Tennessee: Whew, it was a bad, bad night for the Volunteers on Dec. 21. Tennessee found itself quickly down 21-0 at Ohio State in its 42-17 College Football Playoff loss to the Buckeyes. The Ohio State defense overwhelmed Tennessee’s offense and the Vols’ biggest offensive threat was QB Nico Iamaleava’s legs after star RB Dylan Sampson suffered a lower-body injury. Tennessee needs to figure out the offensive inconsistency that plagued it over the second-half of the season if it wants to get back to the CFP again in 2025.
Oklahoma: The Sooners ended their first season in the SEC with the school’s second losing season in three years under Brent Venables. Oklahoma hadn’t posted a losing season since a third-straight in 1998 under John Blake. The offense was the issue in 2024 and the Sooners hope that will be fixed with the arrival of Washington State offensive coordinator Ben Arbuckle and quarterback John Mateer. The schedule is still difficult, however. OU will play at Tennessee, South Carolina and Alabama next season and still have Ole Miss, Missouri and LSU as well.
Tulane: It’s been a brutal end to the season for the Green Wave. Tulane lost the chance to host the AAC title game and potentially make the College Football Playoff with a Thanksigiving night loss at home to Memphis. Then the Green Wave got blown out at Army to lose the conference title game. After that, starting QB Darian Mensah transferred to Duke. Then Tulane lost 33-8 to Florida in the Gasparilla Bowl. And now RB Makhi Hughes is in the transfer portal. He had 1,401 yards and 15 rushing TDs this season.
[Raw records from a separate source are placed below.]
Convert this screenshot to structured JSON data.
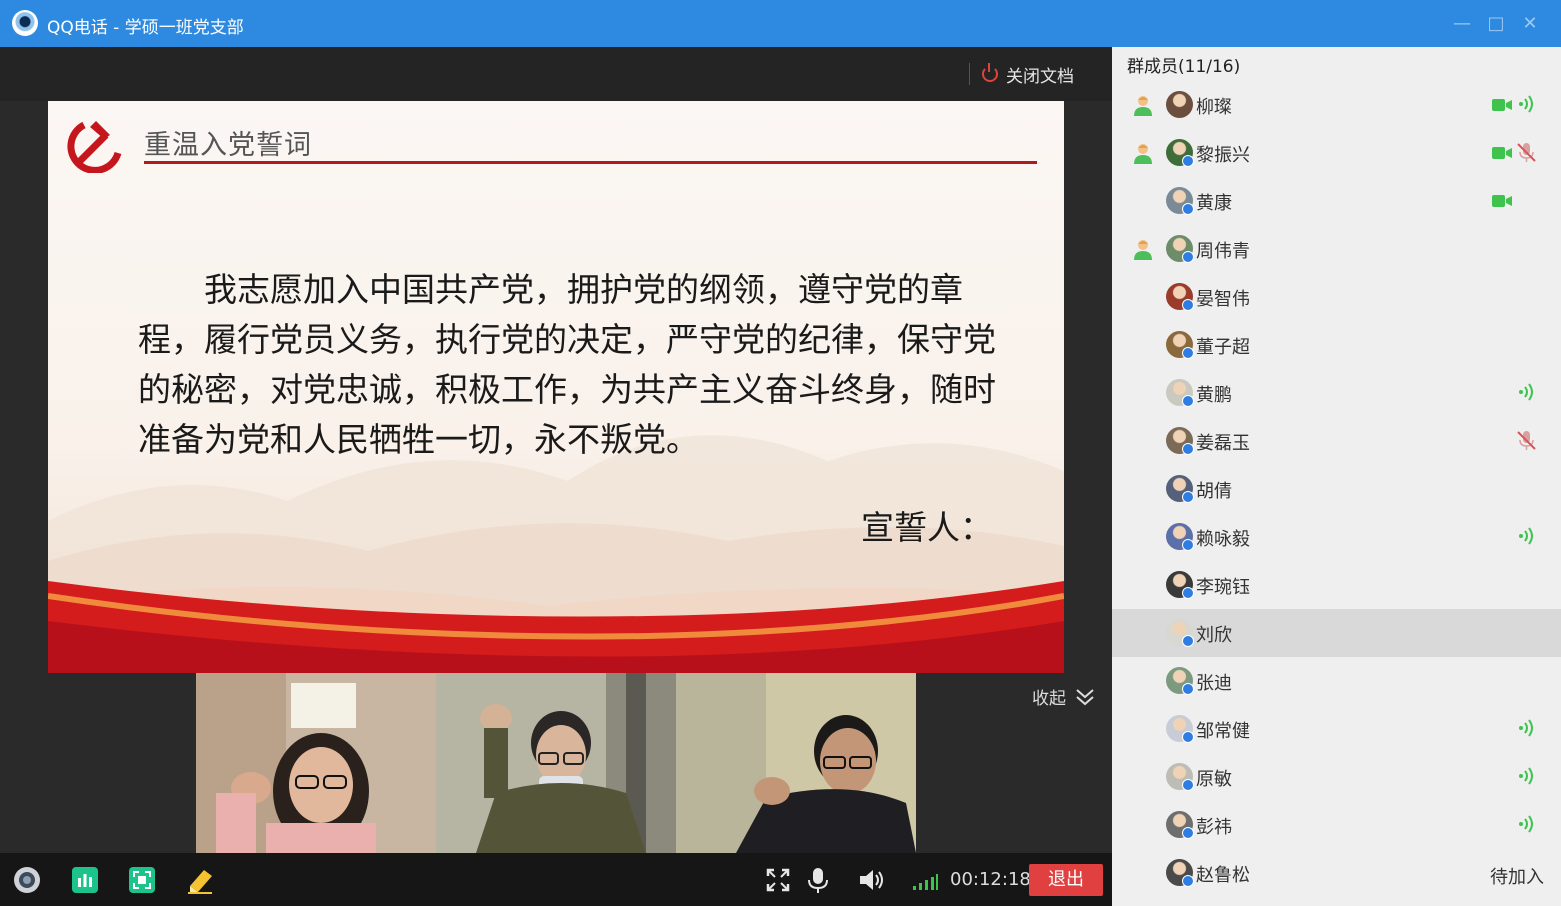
{
  "window": {
    "title": "QQ电话 - 学硕一班党支部",
    "icon": "qq-phone-icon"
  },
  "toolbar_top": {
    "close_doc_label": "关闭文档",
    "close_doc_icon": "power-icon"
  },
  "slide": {
    "title": "重温入党誓词",
    "pledge": "我志愿加入中国共产党，拥护党的纲领，遵守党的章程，履行党员义务，执行党的决定，严守党的纪律，保守党的秘密，对党忠诚，积极工作，为共产主义奋斗终身，随时准备为党和人民牺牲一切，永不叛党。",
    "oath_taker": "宣誓人：",
    "emblem_icon": "party-emblem-icon",
    "accent_color": "#b11a1a"
  },
  "video_strip": {
    "collapse_label": "收起",
    "feeds": [
      "video-feed-1",
      "video-feed-2",
      "video-feed-3"
    ]
  },
  "bottombar": {
    "timer": "00:12:18",
    "exit_label": "退出",
    "exit_color": "#e04040",
    "icons": [
      "camera-icon",
      "chart-icon",
      "screen-share-icon",
      "whiteboard-icon",
      "fullscreen-icon",
      "microphone-icon",
      "speaker-icon",
      "signal-icon"
    ]
  },
  "sidebar": {
    "header": "群成员(11/16)",
    "members": [
      {
        "name": "柳璨",
        "host": true,
        "camera": true,
        "status": "speaking"
      },
      {
        "name": "黎振兴",
        "host": true,
        "camera": true,
        "status": "muted"
      },
      {
        "name": "黄康",
        "host": false,
        "camera": true,
        "status": ""
      },
      {
        "name": "周伟青",
        "host": true,
        "camera": false,
        "status": ""
      },
      {
        "name": "晏智伟",
        "host": false,
        "camera": false,
        "status": ""
      },
      {
        "name": "董子超",
        "host": false,
        "camera": false,
        "status": ""
      },
      {
        "name": "黄鹏",
        "host": false,
        "camera": false,
        "status": "speaking"
      },
      {
        "name": "姜磊玉",
        "host": false,
        "camera": false,
        "status": "muted"
      },
      {
        "name": "胡倩",
        "host": false,
        "camera": false,
        "status": ""
      },
      {
        "name": "赖咏毅",
        "host": false,
        "camera": false,
        "status": "speaking"
      },
      {
        "name": "李琬钰",
        "host": false,
        "camera": false,
        "status": ""
      },
      {
        "name": "刘欣",
        "host": false,
        "camera": false,
        "status": "",
        "selected": true
      },
      {
        "name": "张迪",
        "host": false,
        "camera": false,
        "status": ""
      },
      {
        "name": "邹常健",
        "host": false,
        "camera": false,
        "status": "speaking"
      },
      {
        "name": "原敏",
        "host": false,
        "camera": false,
        "status": "speaking"
      },
      {
        "name": "彭祎",
        "host": false,
        "camera": false,
        "status": "speaking"
      },
      {
        "name": "赵鲁松",
        "host": false,
        "camera": false,
        "status": "pending",
        "pending_label": "待加入"
      }
    ]
  }
}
North Carolina: Bill Belichick has some work to do. The Tar Heels ended the seaosn at 6-7 and on a three-game losing streak with their loss to UConn. Yes, UNC was without star RB Omarion Hampton, but the Tar Heels had just 206 total yards and were 0-of-9 on third down. North Carolina’s only offensive TD of the game came with less than seven minutes to go when UConn was up by 20.